Warcraft Le Commencement


L’univers est employé à bon escient, il en résulte une bonne surprise !

Warcraft le commencement
On a envie d'y croire...

Le film reprend donc le monde créé par les jeux vidéo en l’agrémentant d’une histoire de guerre entre les orcs poussés par une magie noire : le Fel et les humains “aux petites dents” qui voient leurs terres envahies par une horde de monstres verts !

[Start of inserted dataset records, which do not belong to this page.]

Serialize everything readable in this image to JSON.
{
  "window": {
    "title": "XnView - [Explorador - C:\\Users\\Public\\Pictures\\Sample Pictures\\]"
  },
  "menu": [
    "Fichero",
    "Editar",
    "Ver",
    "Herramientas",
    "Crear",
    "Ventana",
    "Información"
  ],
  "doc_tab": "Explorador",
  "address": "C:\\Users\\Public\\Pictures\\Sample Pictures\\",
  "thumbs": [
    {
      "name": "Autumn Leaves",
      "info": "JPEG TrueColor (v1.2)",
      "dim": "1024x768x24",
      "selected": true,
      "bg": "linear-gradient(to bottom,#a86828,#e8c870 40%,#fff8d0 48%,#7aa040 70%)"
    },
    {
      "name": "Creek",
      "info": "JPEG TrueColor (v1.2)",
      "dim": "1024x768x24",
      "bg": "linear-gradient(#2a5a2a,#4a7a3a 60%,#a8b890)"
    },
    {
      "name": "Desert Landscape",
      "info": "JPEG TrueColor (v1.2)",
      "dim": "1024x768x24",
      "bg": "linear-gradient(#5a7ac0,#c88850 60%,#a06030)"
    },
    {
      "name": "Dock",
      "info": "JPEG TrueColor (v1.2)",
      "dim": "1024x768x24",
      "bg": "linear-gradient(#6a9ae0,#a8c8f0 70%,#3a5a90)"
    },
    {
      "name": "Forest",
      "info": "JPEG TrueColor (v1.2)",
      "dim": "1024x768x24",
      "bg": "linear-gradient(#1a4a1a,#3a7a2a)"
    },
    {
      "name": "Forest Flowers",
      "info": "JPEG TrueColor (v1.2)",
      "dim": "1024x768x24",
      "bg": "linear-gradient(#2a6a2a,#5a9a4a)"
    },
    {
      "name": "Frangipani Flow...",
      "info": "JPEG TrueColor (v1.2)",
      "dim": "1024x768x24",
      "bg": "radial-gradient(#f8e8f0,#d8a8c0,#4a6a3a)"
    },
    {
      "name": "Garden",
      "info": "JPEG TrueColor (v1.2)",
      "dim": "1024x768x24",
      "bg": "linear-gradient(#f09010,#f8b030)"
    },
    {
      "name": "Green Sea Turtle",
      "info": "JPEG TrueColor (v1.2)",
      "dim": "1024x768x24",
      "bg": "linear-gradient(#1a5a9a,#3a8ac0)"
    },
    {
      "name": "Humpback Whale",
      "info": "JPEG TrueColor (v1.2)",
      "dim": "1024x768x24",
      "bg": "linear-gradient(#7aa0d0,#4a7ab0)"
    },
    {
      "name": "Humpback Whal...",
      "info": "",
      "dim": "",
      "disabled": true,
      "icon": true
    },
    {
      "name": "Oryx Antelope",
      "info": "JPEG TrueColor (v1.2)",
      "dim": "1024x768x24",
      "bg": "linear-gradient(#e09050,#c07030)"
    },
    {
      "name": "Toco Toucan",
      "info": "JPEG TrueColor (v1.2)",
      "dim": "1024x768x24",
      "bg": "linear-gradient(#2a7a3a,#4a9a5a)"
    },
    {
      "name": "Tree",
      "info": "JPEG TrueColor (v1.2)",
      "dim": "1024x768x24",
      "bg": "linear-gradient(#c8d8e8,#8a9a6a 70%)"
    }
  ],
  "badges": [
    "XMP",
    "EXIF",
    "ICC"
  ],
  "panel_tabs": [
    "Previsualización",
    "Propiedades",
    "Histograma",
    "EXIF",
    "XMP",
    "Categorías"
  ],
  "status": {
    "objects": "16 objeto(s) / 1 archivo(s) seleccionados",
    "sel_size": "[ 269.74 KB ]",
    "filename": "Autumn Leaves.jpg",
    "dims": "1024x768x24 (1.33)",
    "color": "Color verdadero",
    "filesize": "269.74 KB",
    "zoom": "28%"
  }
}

Une bataille féroce s’engage alors entre les deux mondes où différents complots et trahisons verront le jour pour peut être laisser place à une suite, si le film fonctionne, ce que j’espère de tout coeur.

 

 

Warcraft lorgne du côté de la high fantasy avec comme modèle des oeuvres telles que le Seigneur des Anneaux ou encore Willow. Il joue d’ailleurs sur une certaine nostalgie en essayant de rappeler l’esprit du film de Ron Howard mais ne parvient jamais à l’égaler. Malgré le fait que Warcraft soit un bon film où l’histoire et les personnages prennent vie au travers de simple détails, comme par exemple les Orcs qui arrivent à nous toucher via leurs rendu 3D, le film n’atteint jamais la prépotence et l’intensité que Peter Jackson a su insuffler à ses deux trilogies.

En effet, les acteurs sont bons et le casting nous permet de rentrer un peu plus dans ce monde fantastique, tout comme l’histoire qui a été co-écrite et mise en scène par Duncan Jones le réalisateur du très bon Moon. Tous ces ingrédients nous conduisent inéluctablement dans une immersion et une identification aux personnages qui dépassent largement les produits manufacturés actuels !

Bien entendu, le film n’est pas parfait certaines scènes frôlent parfois l’amateurisme, les combats sont assez mous mais on sent un vrai coeur dans ce colosse aux pieds d’argile et une envie de faire plaisir dans cette production, qui fait qu’on apprécie le souhait de l’équipe d’offrir aux spectateurs autre chose qu’un produit ultra réglé comme le ferait un Marvel, et ça vaut le coup !

En conclusion, je ne peux que vous conseiller d’aller voir ce film que tout fan de fantasy saura apprécier à sa juste valeur, sans plus de prétention qu’un petit frère timide du Seigneur des Anneaux, mais qui au fur et à mesure que l’histoire avance se fait plus exubérant pour laisser place à une vrai tragédie humano-orquéenne (attention ! super néologisme de la mort qui tue), qui plus est nostalgique d’un passé cinématographique révolu.